From my very limited experience on Linux RAID stuff I'd say probably best to reinstall especially if you're changing it at the firmware leve.
My reasoning is that you layout the filesystem on the raid devices. In the Linux HW raid I've seen the device is actually seen as if it were one drive so it suggests the device you have now would go away in favor of the "new" one presented by the firmware. If they are both /dev/hda then it seems likely you'd have an issue.
On the Software RAID which I've seen it actually uses the existing devices and creates a metadevice so it MIGHT work but here again since one mounts the meta device I suspect it lays out the filesystem on top of that.

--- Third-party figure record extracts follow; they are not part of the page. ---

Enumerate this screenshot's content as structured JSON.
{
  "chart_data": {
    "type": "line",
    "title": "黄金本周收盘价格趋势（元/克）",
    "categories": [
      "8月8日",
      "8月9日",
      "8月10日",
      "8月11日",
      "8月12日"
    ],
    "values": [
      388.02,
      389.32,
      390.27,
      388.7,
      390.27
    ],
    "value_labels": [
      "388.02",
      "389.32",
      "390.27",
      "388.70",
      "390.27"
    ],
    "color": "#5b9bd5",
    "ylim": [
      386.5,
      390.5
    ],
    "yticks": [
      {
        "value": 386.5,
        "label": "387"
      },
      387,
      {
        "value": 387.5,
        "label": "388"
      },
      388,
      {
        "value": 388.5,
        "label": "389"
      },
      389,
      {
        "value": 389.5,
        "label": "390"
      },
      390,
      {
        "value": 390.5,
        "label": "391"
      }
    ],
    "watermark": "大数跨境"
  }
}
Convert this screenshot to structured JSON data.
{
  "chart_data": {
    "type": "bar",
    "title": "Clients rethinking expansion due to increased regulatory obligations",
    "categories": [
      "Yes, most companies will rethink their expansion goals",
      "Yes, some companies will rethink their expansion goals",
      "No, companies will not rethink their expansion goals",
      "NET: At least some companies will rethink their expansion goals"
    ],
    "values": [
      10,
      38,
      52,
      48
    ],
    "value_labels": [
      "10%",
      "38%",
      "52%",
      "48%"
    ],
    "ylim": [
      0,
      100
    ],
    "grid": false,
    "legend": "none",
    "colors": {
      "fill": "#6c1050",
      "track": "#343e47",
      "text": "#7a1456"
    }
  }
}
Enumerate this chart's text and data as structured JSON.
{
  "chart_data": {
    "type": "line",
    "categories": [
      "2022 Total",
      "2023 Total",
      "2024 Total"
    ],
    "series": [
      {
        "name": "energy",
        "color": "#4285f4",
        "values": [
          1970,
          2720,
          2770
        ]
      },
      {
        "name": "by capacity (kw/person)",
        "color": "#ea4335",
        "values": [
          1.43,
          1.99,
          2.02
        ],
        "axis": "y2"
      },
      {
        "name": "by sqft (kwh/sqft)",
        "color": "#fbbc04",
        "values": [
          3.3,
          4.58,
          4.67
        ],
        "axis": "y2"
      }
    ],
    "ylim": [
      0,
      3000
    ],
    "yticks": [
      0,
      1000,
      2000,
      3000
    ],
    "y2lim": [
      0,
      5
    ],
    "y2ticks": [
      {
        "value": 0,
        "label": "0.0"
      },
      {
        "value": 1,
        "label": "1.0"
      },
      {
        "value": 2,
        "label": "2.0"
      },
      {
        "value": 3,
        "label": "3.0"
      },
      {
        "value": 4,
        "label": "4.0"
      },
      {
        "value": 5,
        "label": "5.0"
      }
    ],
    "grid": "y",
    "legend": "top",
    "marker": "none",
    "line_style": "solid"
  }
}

Notes I wrote myself a couple of weeks ago on the software RAID:
Did research on /dev/md* devices seen on server. These are software
RAID1 (mirror) devices. fdisk doesn't work on them. Found info that
indicates they are described in /etc/raidtab. Man pages regarding
mkraid, raidstart & raidstop exist. Also found good post talking about
this:
http://www.linuxquestions.org/questi...hreadid=352756
Original question there talks about mdadm but no such command here.
Maybe it is something in newer versions of the raid stuff but it doesn't
seem necessary based on my read of the post and the man pages.
The raidtab on above system contains:
raiddev /dev/md3
raid-level 1
nr-raid-disks 2
chunk-size 64k
persistent-superblock 1
nr-spare-disks 0
device /dev/sda5
raid-disk 0
device /dev/sdb5
raid-disk 1
raiddev /dev/md0
raid-level 1
nr-raid-disks 2
chunk-size 64k
persistent-superblock 1
nr-spare-disks 0
device /dev/sda1
raid-disk 0
device /dev/sdb1
raid-disk 1
raiddev /dev/md2
raid-level 1
nr-raid-disks 2
chunk-size 64k
persistent-superblock 1
nr-spare-disks 0
device /dev/sda3
raid-disk 0
device /dev/sdb3
raid-disk 1
raiddev /dev/md1
raid-level 1
nr-raid-disks 2
chunk-size 64k
persistent-superblock 1
nr-spare-disks 0
device /dev/sda2
raid-disk 0
device /dev/sdb2
raid-disk 1
On HP-UX systems we use MirrorDisk/UX which does allow us to add a second drive after the initial install but as stated I don't think it works that way on Linux. Since you're considering reloading anyway you might want to go ahead and take a backup then try it without reload - if it doesn't work you can then do the reload then restore the backup.